Female veterans make up ten percent of North Texas VA’s 204,000 enrolled patients and more than 600 of its 6,400 employees. As the fastest growing patient population, this growth represents an opportunity to amplify efforts and create programs to ensure timely, equitable, and high-quality services for all female Veterans. Sensitive, private and comprehensive healthcare.
Here’s how we wrapped up our celebration of VA Women’s History Month to continue our ongoing employee and patient education and feedback efforts.
The North Texas Women’s Veterans Program team hosted a Women’s Veterans Health Fair and Engagement Session with Dallas VA patients and staff.
Create a learning environment
By asking veterans and employees what they knew about VA women’s health care and listening to their voices, feedback, and needs, program members and senior management created a real-time learning environment. that stimulates future initiatives and efforts.
“It is critical that VA employees, managers and senior leaders capture the voices of its patients and employees, and especially those of our female veterans,” said Dr. Stephen Holt, director of the medical center. “The best way to ensure that we meet the complete physical and mental needs of our Veterans is to get their direct feedback, ideas, and create opportunities that can better integrate them into our programs and services.
As part of our Veteran Outreach Program, a team of three specialists met weekly, formally and informally, with female Veterans and community-based and Veteran-focused organizations that help female Veterans solve a myriad of issues. , ranging from benefits and employment to family care and mental health.
The Lunch-and-Learn series provided feedback
The team also created an employee lunch and learn series to engage and educate VA North Texas professionals on female veteran health issues. The result of these efforts included a list of frequently asked questions and concerns that the specialists then reported to the Women’s Health Care Coordinator and senior management for review and action.
Some of the feedback gathered during these meetings led to the Women’s Health Fair in March.

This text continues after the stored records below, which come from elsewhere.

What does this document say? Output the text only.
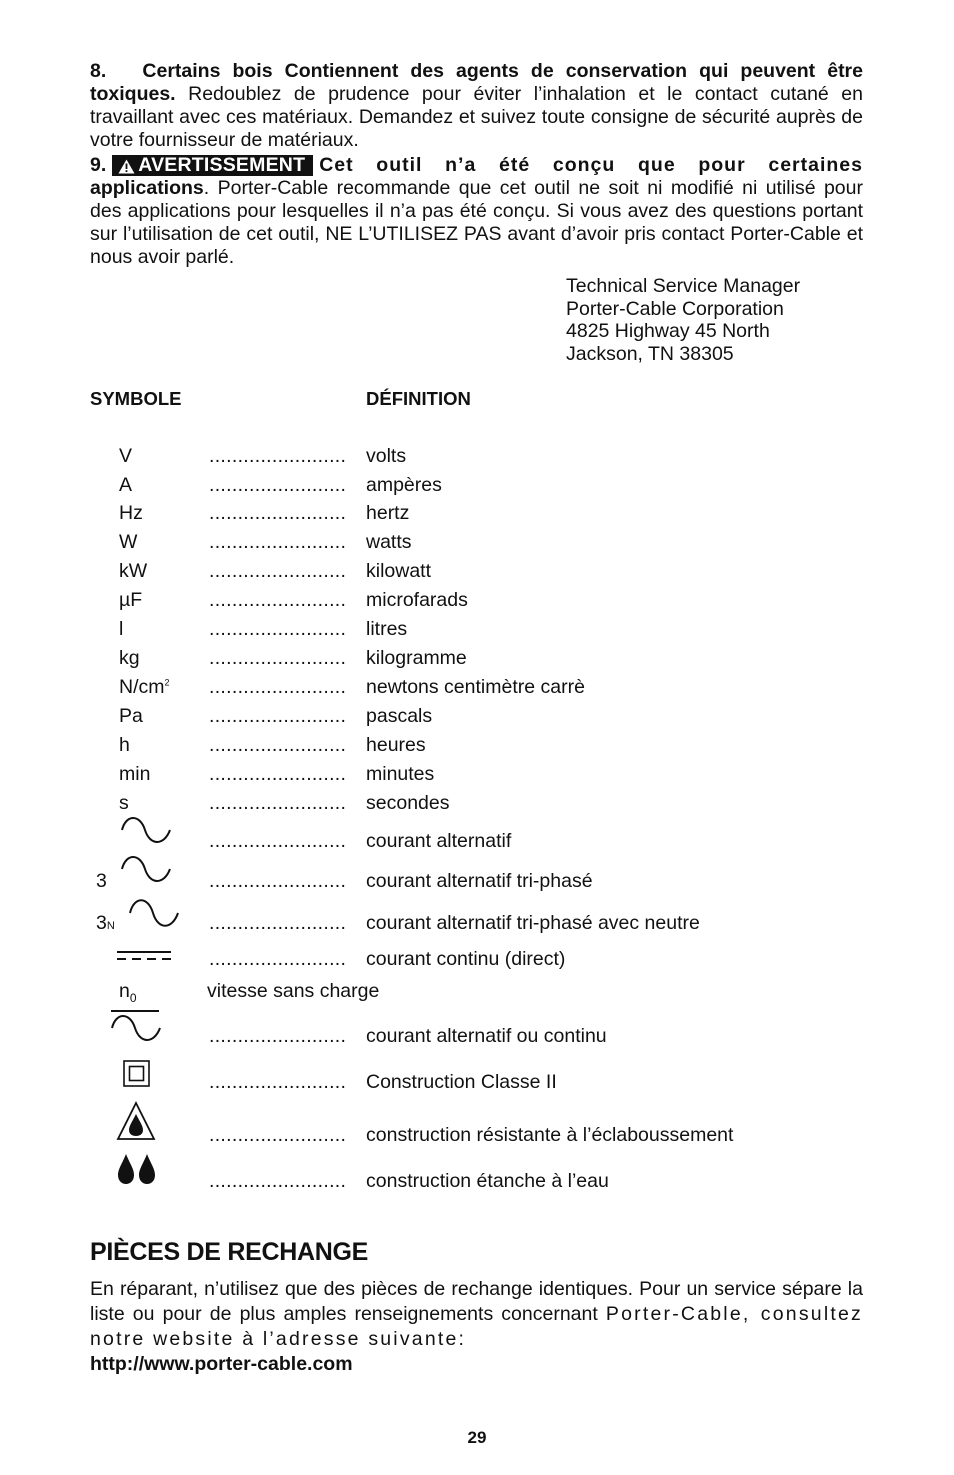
8. Certains bois Contiennent des agents de conservation qui peuvent être toxiques. Redoublez de prudence pour éviter l’inhalation et le contact cutané en travaillant avec ces matériaux. Demandez et suivez toute consigne de sécurité auprès de votre fournisseur de matériaux.

9. AVERTISSEMENT Cet outil n’a été conçu que pour certaines applications. Porter-Cable recommande que cet outil ne soit ni modifié ni utilisé pour des applications pour lesquelles il n’a pas été conçu. Si vous avez des questions portant sur l’utilisation de cet outil, NE L’UTILISEZ PAS avant d’avoir pris contact Porter-Cable et nous avoir parlé.

Technical Service Manager
Porter-Cable Corporation
4825 Highway 45 North
Jackson, TN 38305
SYMBOLE	DÉFINITION
V	........................ volts
A	........................ ampères
Hz	........................ hertz
W	........................ watts
kW	........................ kilowatt
µF	........................ microfarads
l	........................ litres
kg	........................ kilogramme
$N/cm^2$ ........................ newtons centimètre carrè
Pa	........................ pascals
h	........................ heures
min	........................ minutes
s	........................ secondes
........................ courant alternatif
3	........................ courant alternatif tri-phasé
3N	........................ courant alternatif tri-phasé avec neutre
........................ courant continu (direct)
$n_0$	vitesse sans charge
........................ courant alternatif ou continu
........................ Construction Classe II
........................ construction résistante à l’éclaboussement
........................ construction étanche à l’eau
PIÈCES DE RECHANGE

En réparant, n’utilisez que des pièces de rechange identiques. Pour un service sépare la liste ou pour de plus amples renseignements concernant Porter-Cable, consultez notre website à l’adresse suivante:
http://www.porter-cable.com

29
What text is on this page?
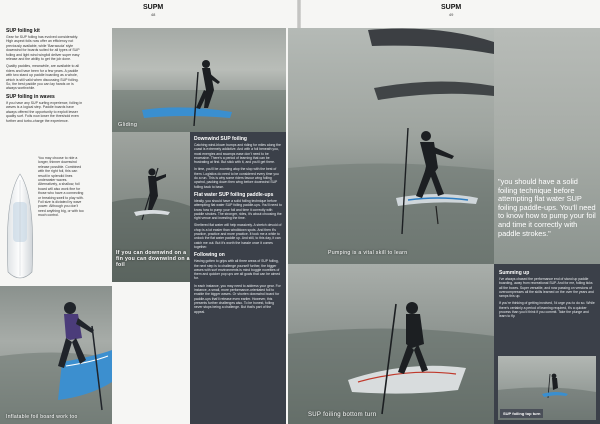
SUPM
48
SUPM
49
SUP foiling kit
Gear for SUP foiling has evolved considerably. High aspect foils now offer an efficiency not previously available, while 'Barracuda' style downwind for boards suited for all types of SUP foiling and light wind wingfoil deliver super easy release and the ability to get the job done.
Quality paddles, meanwhile, are available to all riders and have been for a few years. A paddle with two stand up paddle boarding as a whole, which is still valid when discussing SUP foiling. So, the best paddle you can lay hands on is always worthwhile.
SUP foiling in waves
If you have any SUP surfing experience, foiling in waves is a logical step. Paddle boards have always offered the opportunity to exploit lesser quality surf. Foils now lower the threshold even further and turbo-charge the experience.
You may choose to ride a longer, thinner downwind release possible. Combined with the right foil, this can result in splendid lines underwater waves. Alternatively, a shallow, foil board will also work fine for those who have a connecting or breaking swell to play with. Foil size is dictated by wave power. Although you don't need anything big, or with too much control.
Gliding
If you can downwind on a fin you can downwind on a foil
Inflatable foil board work too
Downwind SUP foiling
Catching wind-blown bumps and riding for miles along the coast is extremely addictive. And with a foil beneath you, most energies and swamps ease don't need to be excessive. There's a period of learning that can be frustrating at first. But stick with it, and you'll get there.
In time, you'll be zooming atop the slop with the best of them. Logistics do need to be considered every time you do a run. This is why some riders favour wing foiling upwind, packing down then wing before downwind SUP foiling back to base.
Flat water SUP foiling paddle-ups
Ideally, you should have a solid foiling technique before attempting flat water SUP foiling paddle-ups. You'll need to know how to pump your foil and time it correctly with paddle strokes. The stronger, rides, it's about choosing the right venue and investing the time.
Sheltered flat water will help massively. A stretch devoid of chop is a lot easier than windblown spots. And then it's practice, practice and more practice. It took me a while to unlock the flat water paddle up. And still, to this day, it can catch me out. But it's worth the hassle once it comes together.
Following on
Having gotten to grips with all three areas of SUP foiling, the next step is to challenge yourself further, the bigger waves with surf environments is mind boggle novelties of them and quicker pop ups are all goals that can be aimed for.
In each instance, you may need to address your gear. For instance, a small, more performance-orientated foil to enable the bigger waves. Or shorten downwind board for paddle-ups that'll release even earlier. However, this presents further challenges also. To be honest, foiling never stops being a challenge. But that's part of the appeal.
Pumping is a vital skill to learn
"you should have a solid foiling technique before attempting flat water SUP foiling paddle-ups. You'll need to know how to pump your foil and time it correctly with paddle strokes."
SUP foiling bottom turn
Summing up
I've always chased the performance end of stand up paddle boarding, away from recreational SUP. And for me, foiling ticks all the boxes. Super versatile, and now passing on versions of overcompresses all the skills learned on the over the years and ramps this up.
If you're thinking of getting involved, I'd urge you to do so. While there's certainly a period of learning required, it's a quicker process than you'd think if you commit. Take the plunge and learn to fly.
SUP foiling top turn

“As a female veteran and employee who receives my health care at VA, I am passionate about interacting with our patients and collecting their feedback so that we can truly meet their health and social care needs” , said Yolonde Rocio, specialist in public affairs and women. Veterans Advocate. “By hosting in-person and virtual events for patients and employees, we have conversations that need to happen to ensure we are properly serving these women who have selflessly worn the uniform for our country.”
65% increase in female registrants Veteran population
Since 2016, North Texas VA has achieved a 65% increase in its population of enrolled female veterans, spurring more initiatives such as virtual events and health fairs to better engage with these patients and provide safe and accessible care. adapted to their needs.
“As VA employees, we must never overestimate what we think our patients know about our services and underestimate their desire to provide direct, meaningful feedback to people who can improve and create the best opportunities for care. of health,” Rocio said. “We have a debt that we must repay every day to those who have served and every action we take must be attributable to that debt.”